A few hundred miles to the south, administrators at LSU’s main campus — also hard-hit by budget cuts in recent years — are haggling with the Legislature for permission to streamline the university’s ability to buy goods and services. As Koran Addo reports in The Advocate, a 2011 state law championed by the governor was supposed to reduce the multiple layers of red tape that colleges have to navigate when buying anything from classroom supplies to furniture. “People with knowledge of LSU’s inner workings estimate the savings from such a move could reach upward of $30 million over five years if the state would allow the university’s way to buy products in large quantities,” Addo reports. But it seems the rulemaking process to implement the law has itself become mired in red tape.

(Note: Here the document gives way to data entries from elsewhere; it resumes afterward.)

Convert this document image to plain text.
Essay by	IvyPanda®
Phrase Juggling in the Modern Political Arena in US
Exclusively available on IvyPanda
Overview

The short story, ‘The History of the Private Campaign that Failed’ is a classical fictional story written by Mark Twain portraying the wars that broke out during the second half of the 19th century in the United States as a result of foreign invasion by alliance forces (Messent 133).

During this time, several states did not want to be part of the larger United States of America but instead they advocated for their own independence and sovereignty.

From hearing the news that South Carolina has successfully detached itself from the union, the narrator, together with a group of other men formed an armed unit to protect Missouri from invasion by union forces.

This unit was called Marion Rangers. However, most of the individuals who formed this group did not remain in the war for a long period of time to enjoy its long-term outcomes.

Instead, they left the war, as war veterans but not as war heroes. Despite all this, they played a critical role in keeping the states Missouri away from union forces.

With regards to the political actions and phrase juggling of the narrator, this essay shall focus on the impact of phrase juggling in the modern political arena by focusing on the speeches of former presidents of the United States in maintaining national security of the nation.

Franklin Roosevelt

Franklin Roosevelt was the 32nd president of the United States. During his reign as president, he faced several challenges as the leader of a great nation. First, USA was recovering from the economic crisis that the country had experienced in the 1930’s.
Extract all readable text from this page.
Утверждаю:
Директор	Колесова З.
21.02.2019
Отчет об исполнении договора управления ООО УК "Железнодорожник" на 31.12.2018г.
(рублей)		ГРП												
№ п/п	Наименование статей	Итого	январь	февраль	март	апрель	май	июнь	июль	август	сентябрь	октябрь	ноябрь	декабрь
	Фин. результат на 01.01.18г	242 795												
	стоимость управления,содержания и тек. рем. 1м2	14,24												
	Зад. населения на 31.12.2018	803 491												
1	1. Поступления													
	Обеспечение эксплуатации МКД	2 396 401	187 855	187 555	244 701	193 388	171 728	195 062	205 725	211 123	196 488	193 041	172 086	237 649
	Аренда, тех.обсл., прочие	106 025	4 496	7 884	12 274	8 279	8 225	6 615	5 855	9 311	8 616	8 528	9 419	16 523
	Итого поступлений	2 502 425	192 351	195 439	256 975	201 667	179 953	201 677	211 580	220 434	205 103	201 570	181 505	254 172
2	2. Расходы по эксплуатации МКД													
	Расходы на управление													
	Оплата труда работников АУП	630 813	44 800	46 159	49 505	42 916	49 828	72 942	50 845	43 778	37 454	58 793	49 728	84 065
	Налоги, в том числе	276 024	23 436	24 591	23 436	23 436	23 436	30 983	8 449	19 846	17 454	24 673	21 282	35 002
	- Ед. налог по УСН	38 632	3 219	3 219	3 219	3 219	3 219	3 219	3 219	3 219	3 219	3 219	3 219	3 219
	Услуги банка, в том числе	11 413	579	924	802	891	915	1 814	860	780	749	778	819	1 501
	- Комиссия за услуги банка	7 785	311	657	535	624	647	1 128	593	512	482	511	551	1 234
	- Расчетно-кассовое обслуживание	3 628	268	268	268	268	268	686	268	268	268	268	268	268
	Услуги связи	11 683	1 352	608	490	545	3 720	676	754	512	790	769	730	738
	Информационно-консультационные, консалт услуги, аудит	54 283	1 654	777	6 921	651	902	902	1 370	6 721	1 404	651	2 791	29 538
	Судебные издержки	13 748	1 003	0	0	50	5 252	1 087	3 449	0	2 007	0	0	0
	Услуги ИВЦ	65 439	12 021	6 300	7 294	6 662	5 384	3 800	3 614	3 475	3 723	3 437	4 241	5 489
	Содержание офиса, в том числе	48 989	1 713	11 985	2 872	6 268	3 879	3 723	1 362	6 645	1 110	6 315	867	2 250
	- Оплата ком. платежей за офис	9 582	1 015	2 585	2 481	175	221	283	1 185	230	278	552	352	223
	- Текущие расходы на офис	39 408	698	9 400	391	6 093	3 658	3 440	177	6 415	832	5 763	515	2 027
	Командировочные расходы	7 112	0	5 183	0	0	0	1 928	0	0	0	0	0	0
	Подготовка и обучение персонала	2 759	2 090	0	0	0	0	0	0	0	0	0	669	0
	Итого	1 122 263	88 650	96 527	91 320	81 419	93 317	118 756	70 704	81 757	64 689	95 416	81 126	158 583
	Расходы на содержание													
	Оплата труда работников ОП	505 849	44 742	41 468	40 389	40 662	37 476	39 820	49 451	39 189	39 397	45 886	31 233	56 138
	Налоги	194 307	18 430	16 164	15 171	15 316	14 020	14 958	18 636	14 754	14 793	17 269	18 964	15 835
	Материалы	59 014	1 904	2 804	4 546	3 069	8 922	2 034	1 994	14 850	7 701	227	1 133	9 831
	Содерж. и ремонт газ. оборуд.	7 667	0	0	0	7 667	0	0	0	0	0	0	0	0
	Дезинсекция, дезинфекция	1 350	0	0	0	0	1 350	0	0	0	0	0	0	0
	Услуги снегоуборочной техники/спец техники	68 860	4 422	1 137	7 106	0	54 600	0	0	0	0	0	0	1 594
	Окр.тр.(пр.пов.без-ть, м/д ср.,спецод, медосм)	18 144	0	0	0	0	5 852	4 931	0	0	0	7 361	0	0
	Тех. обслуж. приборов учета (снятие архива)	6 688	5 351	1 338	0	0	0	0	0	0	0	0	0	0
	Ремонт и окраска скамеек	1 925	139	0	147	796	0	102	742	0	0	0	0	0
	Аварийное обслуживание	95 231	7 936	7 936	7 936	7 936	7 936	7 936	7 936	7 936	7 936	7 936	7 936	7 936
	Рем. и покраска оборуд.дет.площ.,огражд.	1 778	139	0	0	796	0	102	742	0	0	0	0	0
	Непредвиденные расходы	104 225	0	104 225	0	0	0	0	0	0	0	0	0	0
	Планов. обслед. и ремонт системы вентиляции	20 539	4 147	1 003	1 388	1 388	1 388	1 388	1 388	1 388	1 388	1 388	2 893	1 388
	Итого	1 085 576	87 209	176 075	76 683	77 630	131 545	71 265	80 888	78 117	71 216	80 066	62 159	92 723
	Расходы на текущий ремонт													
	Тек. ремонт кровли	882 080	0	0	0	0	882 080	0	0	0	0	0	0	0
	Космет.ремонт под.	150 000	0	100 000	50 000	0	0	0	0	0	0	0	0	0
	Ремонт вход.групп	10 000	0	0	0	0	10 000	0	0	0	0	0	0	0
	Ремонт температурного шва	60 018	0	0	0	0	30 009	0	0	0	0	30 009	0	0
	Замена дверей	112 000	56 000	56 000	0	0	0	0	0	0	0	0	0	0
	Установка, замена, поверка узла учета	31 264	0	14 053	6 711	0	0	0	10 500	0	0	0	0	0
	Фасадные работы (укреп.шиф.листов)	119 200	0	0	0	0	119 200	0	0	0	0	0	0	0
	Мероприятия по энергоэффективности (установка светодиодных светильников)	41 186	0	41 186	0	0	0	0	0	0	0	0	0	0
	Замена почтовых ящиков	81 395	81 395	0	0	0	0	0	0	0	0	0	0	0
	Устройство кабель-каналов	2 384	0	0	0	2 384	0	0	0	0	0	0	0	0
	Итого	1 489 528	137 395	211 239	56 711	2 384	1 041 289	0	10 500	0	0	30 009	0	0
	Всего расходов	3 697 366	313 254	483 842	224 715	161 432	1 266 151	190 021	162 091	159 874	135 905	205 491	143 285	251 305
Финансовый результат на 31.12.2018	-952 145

Federal spotlight: Plenty at stake in budget negotiations
Do you think the federal budget deficit is “out of control”? Or that defense programs are being unnecessarily targeted by upcoming budget cuts? Those and other myths are helpfully dispelled in a series of charts and graphs by the Center on Budget and Policy Priorities that aim to shed light on the looming House-Senate budget negotiations. Taken together, the charts provide information that’s helpful to keep in mind over the coming weeks: That deficits have fallen sharply since the Great Recession and are back to historic norms as a share of GDP; that the vast majority of deficit reduction has happened because of budget cuts; and that non-defense discretionary spending (everything except military and entitlement programs) has fallen to historic lows as a share of the overall economy. Perhaps most importantly, they show that the economy is far from a full recovery, as unemployment remains high and workforce participation low – meaning additional cuts to non-defense programs would make life harder for people who are already struggling.
Health coverage drops occurred long before Affordable Care Act
The Advocate reports that some Louisiana business owners have raised concerns that minimum health care standards established in the Affordable Care Act will make insurance policies unaffordable for their employees. However, the trend of employers dropping their workers from health care rolls predates the Affordable Care Act. As LBP pointed out in “Our Two Cents” Wednesday, approximately 276,000 Louisianans lost employer-sponsored coverage between 2000 and 2012. Fortunately, new data from the Kaiser Family Foundation finds nearly 350,000 Louisianans will be eligible for premium tax credits under the new federal law, increasing the potential market size to 489,000. Moreover, small businesses will now be able to shop for coverage in the new marketplace, where their purchasing power will be pooled to encourage more affordable prices from insurers.
Louisiana agencies spent $11 million on sinkhole larger than the Superdome
State agencies have spent $11 million in response to the massive sinkhole in Assumption Parish, which has expanded to a circumference that is slightly larger than the Superdome. State officials say they are seeking reimbursement from Texas Brine since the sinkhole was caused by a collapsed salt dome operated by the company. Nearly 350 residents have not been able to return to their homes due to the sinkhole.